Di and ke have different roles:
- di = at / in / on (location, where something is)
- ke = to (direction, movement towards a place)
In this sentence, the focus is where they study, not the movement:
- belajar di perpustakaan = study at the library
If you want to talk about them going to the library, you’d use ke with a verb of movement:
- Beberapa teman saya pergi ke perpustakaan malam ini.
= Some of my friends are going to the library tonight.
Indonesian does not use articles like a / an / the. A bare noun can cover all these:
- perpustakaan can mean the library, a library, or just library in general.
Which English article you choose depends on context:
- If both speaker and listener know which library is meant (e.g., the campus library), you’d probably translate it as the library.
- If it’s not specific, you might say a library in English.
Indonesian simply doesn’t mark this difference unless it’s really needed, in which case you might add extra words like:
- perpustakaan itu = that/the library (more specific)
- sebuah perpustakaan = a library (rare and more formal/literary)
Yes, belajar can be used:
- without an object, to mean to study in general:
- Saya belajar di perpustakaan. = I study / am studying at the library.
- with an object, to mean to study (a subject / skill):
- Saya belajar matematika. = I study mathematics.
- Dia belajar bahasa Indonesia. = He/She studies Indonesian.
In Beberapa teman saya belajar di perpustakaan malam ini, the focus is on where and when they study, not what they study; so no object is needed. It’s completely natural Indonesian.
Yes, Indonesian word order is quite flexible with time expressions. These are all grammatical:
Beberapa teman saya belajar di perpustakaan malam ini.
(neutral; time at the end)Malam ini, beberapa teman saya belajar di perpustakaan.
(emphasis on tonight; often used in speech and writing)Beberapa teman saya malam ini belajar di perpustakaan.
(possible, but feels a bit more marked/stylistic; not the most common everyday order)

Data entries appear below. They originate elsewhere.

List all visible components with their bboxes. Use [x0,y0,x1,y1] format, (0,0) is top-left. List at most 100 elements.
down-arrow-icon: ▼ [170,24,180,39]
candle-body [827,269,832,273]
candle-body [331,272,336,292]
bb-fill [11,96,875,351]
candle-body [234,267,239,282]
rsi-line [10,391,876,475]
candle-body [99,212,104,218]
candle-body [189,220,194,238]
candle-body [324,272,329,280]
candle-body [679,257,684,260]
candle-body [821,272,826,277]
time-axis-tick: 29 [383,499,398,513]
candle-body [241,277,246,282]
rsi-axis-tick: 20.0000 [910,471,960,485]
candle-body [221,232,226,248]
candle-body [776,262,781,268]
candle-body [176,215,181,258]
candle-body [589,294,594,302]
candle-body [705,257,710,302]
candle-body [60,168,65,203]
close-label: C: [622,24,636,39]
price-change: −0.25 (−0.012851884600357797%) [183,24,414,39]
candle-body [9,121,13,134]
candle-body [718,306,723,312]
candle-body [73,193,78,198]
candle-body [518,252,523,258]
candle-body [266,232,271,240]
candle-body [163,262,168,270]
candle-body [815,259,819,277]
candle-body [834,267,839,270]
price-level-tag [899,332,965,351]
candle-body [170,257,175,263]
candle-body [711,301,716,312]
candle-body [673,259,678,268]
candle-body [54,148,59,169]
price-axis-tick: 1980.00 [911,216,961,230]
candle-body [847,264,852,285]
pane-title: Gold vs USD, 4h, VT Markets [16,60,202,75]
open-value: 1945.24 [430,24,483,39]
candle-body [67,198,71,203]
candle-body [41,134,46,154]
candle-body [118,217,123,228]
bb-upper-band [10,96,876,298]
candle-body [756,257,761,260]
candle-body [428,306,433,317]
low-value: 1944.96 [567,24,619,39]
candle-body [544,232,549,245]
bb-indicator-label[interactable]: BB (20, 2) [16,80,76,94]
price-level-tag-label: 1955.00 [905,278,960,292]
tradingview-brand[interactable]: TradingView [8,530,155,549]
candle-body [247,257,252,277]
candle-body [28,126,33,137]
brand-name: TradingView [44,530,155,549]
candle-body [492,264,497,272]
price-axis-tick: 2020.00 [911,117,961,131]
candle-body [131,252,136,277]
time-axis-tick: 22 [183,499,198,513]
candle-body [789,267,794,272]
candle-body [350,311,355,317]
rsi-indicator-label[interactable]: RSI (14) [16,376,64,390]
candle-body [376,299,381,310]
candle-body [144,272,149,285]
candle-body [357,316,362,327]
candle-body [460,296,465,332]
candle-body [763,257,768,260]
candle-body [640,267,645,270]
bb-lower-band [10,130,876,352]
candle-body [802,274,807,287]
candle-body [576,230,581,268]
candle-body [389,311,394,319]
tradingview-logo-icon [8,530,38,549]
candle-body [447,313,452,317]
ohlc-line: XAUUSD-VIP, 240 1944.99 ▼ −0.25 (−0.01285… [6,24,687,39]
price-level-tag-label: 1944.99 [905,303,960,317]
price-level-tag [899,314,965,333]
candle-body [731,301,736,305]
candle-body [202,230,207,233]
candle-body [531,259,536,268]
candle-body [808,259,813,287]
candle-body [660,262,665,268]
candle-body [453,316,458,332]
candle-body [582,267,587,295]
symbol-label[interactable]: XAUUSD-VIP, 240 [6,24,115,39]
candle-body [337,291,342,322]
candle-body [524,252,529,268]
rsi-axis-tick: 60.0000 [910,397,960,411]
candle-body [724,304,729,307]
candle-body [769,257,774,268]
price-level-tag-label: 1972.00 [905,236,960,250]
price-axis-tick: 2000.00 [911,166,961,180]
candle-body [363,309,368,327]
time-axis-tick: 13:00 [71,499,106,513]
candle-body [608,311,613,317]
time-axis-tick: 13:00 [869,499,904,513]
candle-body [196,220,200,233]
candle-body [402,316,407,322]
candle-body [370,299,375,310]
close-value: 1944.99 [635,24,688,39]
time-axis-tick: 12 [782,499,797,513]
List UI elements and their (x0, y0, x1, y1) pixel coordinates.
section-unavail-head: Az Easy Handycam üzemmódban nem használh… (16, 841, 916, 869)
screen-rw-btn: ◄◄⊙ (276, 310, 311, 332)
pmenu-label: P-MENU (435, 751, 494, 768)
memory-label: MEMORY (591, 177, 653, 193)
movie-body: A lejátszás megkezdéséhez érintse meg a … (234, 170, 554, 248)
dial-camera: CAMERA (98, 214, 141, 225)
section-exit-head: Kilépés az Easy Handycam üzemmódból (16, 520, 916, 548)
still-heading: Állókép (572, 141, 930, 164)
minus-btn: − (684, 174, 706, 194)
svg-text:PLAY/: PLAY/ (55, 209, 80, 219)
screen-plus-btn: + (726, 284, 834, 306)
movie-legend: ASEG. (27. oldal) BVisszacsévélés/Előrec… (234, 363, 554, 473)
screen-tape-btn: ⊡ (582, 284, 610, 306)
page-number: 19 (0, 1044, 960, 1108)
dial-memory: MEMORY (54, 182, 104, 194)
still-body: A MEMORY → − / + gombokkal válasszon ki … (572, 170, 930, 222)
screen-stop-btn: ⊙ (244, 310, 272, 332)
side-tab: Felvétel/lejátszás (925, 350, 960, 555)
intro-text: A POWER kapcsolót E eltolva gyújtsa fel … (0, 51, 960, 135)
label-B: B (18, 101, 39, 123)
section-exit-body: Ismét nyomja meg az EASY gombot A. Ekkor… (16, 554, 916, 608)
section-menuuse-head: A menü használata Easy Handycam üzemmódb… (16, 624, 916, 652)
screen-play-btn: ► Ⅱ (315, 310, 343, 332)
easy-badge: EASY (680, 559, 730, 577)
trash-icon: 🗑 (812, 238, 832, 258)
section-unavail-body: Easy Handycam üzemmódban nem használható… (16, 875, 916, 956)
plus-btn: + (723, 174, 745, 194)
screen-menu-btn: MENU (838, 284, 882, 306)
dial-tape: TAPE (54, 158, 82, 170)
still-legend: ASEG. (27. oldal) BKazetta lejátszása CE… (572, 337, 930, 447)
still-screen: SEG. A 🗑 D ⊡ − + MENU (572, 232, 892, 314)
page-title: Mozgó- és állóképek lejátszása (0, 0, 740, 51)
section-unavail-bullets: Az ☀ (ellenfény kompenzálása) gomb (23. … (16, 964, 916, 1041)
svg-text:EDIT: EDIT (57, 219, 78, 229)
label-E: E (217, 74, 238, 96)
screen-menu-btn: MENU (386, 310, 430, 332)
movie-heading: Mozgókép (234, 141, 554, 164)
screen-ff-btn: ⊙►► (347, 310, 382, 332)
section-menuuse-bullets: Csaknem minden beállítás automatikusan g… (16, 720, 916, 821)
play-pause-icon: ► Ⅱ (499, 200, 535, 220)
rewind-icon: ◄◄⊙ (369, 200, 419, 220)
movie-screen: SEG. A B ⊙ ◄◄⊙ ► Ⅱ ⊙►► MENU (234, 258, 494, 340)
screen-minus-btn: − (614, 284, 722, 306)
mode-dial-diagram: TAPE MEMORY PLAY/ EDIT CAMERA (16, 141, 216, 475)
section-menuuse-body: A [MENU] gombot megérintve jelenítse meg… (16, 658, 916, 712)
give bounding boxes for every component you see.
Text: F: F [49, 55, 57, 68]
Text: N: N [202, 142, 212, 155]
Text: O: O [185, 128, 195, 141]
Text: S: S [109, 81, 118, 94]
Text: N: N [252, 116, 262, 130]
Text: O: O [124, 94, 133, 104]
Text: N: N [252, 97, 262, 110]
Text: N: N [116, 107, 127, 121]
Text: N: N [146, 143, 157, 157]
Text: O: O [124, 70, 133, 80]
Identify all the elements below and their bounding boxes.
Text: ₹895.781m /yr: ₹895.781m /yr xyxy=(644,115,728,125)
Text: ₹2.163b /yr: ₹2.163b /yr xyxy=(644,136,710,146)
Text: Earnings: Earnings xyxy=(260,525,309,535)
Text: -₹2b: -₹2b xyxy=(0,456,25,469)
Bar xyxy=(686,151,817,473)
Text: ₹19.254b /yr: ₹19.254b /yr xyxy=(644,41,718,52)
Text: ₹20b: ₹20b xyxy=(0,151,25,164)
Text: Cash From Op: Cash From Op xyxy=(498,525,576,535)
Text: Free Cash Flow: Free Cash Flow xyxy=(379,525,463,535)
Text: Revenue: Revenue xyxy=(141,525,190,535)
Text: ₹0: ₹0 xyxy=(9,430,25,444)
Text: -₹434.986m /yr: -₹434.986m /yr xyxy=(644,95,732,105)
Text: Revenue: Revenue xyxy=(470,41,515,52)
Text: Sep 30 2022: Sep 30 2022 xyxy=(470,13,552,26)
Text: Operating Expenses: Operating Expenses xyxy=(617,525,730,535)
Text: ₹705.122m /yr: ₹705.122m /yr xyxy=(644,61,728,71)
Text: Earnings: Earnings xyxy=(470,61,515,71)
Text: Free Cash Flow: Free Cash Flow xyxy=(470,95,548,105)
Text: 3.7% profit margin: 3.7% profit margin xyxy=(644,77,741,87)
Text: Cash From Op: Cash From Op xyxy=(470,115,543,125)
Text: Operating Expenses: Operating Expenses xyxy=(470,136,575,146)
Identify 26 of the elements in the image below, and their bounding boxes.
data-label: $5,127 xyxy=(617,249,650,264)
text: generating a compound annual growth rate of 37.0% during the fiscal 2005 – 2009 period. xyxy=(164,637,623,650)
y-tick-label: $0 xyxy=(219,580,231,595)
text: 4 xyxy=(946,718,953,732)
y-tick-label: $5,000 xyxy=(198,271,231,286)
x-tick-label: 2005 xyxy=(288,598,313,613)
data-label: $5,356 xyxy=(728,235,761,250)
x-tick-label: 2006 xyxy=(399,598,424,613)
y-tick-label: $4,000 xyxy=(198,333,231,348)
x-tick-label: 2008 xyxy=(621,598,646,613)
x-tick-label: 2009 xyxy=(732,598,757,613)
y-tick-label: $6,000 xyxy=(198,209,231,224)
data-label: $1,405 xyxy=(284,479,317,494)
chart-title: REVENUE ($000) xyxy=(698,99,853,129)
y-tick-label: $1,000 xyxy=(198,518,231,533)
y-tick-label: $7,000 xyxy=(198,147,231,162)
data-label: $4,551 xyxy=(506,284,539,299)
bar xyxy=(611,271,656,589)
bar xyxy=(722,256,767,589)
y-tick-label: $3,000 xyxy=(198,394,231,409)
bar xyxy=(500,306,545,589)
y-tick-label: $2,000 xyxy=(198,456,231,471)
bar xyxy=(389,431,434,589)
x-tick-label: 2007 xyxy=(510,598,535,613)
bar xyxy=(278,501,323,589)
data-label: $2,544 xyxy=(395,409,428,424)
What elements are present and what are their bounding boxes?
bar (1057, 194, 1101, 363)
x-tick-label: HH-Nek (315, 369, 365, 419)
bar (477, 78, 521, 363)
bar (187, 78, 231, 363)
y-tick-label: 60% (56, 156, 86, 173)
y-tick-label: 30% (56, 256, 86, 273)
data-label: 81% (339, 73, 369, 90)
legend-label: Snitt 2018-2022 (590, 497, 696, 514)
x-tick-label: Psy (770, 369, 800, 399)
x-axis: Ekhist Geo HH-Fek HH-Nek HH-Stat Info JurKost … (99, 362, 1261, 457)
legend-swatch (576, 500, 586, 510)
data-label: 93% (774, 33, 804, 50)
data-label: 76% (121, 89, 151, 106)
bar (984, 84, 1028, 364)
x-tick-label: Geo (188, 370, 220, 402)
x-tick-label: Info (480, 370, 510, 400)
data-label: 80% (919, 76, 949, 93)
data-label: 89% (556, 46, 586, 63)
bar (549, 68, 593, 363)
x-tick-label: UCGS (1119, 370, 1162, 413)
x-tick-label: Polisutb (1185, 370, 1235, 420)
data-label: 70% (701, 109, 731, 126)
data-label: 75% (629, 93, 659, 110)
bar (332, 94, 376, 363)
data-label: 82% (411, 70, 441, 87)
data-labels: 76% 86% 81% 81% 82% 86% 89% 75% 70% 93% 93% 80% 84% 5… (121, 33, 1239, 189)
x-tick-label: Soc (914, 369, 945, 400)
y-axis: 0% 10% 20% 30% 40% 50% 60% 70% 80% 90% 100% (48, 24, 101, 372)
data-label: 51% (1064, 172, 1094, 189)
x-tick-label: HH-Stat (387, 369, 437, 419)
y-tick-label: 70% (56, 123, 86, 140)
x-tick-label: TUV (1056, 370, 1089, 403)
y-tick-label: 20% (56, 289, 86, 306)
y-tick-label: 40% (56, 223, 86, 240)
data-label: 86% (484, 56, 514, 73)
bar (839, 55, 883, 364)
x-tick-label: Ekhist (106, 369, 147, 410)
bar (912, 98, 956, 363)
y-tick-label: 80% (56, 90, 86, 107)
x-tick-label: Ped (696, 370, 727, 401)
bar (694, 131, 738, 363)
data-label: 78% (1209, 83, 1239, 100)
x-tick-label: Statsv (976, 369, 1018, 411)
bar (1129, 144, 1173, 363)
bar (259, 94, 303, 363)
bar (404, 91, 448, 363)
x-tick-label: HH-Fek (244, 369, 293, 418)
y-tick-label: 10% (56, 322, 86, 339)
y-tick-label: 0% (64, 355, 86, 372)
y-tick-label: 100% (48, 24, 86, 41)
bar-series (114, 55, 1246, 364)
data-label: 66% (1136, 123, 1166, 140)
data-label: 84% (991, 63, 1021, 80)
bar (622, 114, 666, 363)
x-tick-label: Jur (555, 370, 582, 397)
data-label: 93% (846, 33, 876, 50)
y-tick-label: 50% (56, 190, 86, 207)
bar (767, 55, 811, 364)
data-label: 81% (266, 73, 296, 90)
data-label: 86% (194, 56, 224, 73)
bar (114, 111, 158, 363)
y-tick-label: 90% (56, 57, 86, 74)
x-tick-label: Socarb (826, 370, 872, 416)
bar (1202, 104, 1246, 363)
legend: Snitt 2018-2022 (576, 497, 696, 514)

The default, most neutral version is the one you were given, with malam ini at the end.
They are related but not identical:
- malam = evening / night (generic)
- malam ini = this evening / tonight (specific: the evening of today)
- nanti malam = later tonight / this evening (more explicitly future-oriented, from now)
In your sentence:
- Beberapa teman saya belajar di perpustakaan malam ini.
→ Some of my friends will study at the library tonight.
If you say malam alone:
- Beberapa teman saya belajar di perpustakaan malam.
This sounds incomplete or odd; you’d normally specify which night (ini, tadi, besok, etc.).
Nanti malam is also very common and would sound natural:
- Beberapa teman saya belajar di perpustakaan nanti malam.
→ Some of my friends are going to study at the library later tonight.
Grammatically you can, but the choice affects the level of formality and the relationship between speakers.
- saya
- Neutral or polite
- Common in formal situations, with people you don’t know well, or in writing
- aku
- More informal/intimate
- Used with friends, family, or people your age in casual conversation
So:
Beberapa teman saya belajar di perpustakaan malam ini.
→ neutral / slightly more formal, works almost everywhere.Beberapa teman aku belajar di perpustakaan malam ini.
→ casual; sounds like chatting with close friends.
Mixing aku with very formal language can feel inconsistent, so usually saya is safer unless you’re clearly in a casual context.
This sentence follows a very common pattern:
Subject – Verb – Place – Time
Beberapa teman saya – belajar – di perpustakaan – malam ini
That’s a good default to remember. In many simple sentences, Indonesian likes this order:
- Saya makan di rumah sekarang.
- Mereka bekerja di kantor besok pagi.
You can move time or place to the front for emphasis, but the pattern Subject – Verb – (other info) is a solid basic rule for beginners.